Despite their prowess in advertising, QR codes are beginning to clash with an established and popular marketing technique. Search engine optimization, or SEO, is a marketing trend that has grown in prominence since online content started to generate significant revenue. The concept guiding the technique is to tailor content so that it will appear in search engines. This often involves filling written work with a number of keywords that are meant to be strategically placed so as to catch the all-important eye of Google and other search engines. QR codes, however, do not synergize well with SEO.

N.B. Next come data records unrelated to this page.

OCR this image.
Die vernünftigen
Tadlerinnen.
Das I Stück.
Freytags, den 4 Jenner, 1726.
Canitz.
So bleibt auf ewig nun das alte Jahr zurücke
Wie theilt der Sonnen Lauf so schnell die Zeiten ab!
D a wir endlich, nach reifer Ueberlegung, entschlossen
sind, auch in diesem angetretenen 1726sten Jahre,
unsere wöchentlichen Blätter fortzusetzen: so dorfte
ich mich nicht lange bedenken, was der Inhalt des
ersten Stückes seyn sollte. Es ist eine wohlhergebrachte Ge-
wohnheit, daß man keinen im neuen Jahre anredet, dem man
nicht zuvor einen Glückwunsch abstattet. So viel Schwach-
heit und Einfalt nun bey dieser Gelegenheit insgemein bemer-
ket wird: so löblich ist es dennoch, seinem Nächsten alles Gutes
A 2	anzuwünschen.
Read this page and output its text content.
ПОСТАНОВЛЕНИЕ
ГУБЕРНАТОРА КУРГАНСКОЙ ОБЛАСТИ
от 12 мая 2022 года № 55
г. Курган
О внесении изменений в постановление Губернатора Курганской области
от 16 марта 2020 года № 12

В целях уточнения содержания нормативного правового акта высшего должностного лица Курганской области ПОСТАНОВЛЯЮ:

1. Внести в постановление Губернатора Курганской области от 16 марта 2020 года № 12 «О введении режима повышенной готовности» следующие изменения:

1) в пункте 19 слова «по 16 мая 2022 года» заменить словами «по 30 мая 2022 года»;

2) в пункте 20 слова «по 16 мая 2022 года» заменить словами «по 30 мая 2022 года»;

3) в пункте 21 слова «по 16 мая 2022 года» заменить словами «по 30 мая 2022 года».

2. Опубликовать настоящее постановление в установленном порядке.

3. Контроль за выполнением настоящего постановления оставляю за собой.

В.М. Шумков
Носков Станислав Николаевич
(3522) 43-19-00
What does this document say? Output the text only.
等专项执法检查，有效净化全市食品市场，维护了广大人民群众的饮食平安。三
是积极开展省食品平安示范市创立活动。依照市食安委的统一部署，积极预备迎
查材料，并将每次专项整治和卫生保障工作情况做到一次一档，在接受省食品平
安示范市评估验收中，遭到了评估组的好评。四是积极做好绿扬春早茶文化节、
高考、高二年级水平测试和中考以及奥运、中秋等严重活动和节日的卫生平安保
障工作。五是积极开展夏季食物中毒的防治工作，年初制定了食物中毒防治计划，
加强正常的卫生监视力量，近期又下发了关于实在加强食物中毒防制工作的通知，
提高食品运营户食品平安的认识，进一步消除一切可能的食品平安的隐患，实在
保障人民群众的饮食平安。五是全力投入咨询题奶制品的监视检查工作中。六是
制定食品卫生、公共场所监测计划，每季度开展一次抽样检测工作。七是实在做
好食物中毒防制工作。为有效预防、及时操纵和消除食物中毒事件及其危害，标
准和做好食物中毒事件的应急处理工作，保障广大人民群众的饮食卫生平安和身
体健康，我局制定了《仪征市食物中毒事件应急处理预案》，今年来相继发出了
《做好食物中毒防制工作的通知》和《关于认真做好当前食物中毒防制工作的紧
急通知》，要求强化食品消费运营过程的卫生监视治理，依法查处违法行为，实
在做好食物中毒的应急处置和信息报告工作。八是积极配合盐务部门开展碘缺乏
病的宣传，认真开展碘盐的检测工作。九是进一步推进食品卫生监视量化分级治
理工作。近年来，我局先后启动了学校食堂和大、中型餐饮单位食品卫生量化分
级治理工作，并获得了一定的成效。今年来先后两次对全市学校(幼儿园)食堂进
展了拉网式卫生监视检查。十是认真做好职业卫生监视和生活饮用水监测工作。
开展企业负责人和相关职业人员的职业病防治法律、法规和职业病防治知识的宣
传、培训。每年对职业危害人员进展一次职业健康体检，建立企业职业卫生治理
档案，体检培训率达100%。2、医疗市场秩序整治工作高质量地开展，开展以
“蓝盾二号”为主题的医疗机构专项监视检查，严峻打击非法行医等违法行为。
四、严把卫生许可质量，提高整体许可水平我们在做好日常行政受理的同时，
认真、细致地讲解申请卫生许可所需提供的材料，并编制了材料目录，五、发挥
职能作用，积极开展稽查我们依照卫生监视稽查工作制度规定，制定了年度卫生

Web addresses are the core of SEO marketing strategies. These are often the first things people see when browsing the Internet and, more importantly, a web address is something search engines hold in high regard. QR codes often shorten web addresses for the sake of redirection. Essentially, the codes remove the need of web addresses, as no one, neither consumer nor search engine, will see them.
Navigating the Internet is also evolving, thanks in part to QR codes. Usually, if someone is looking for something specific on the Internet, they type in keywords to a search engine. The engine then scours its database and produces the most relevant results based on the keywords provided. This practice, however, is being replaced by simply scanning QR codes found at retail outlets and grocery stores. Consumers are beginning to navigate the Internet through scanning barcodes rather than search engines.
What this means for SEO is unclear, but the tight-knit structure of search engine marketing may be unraveling as mobile marketing continues to gain prominence.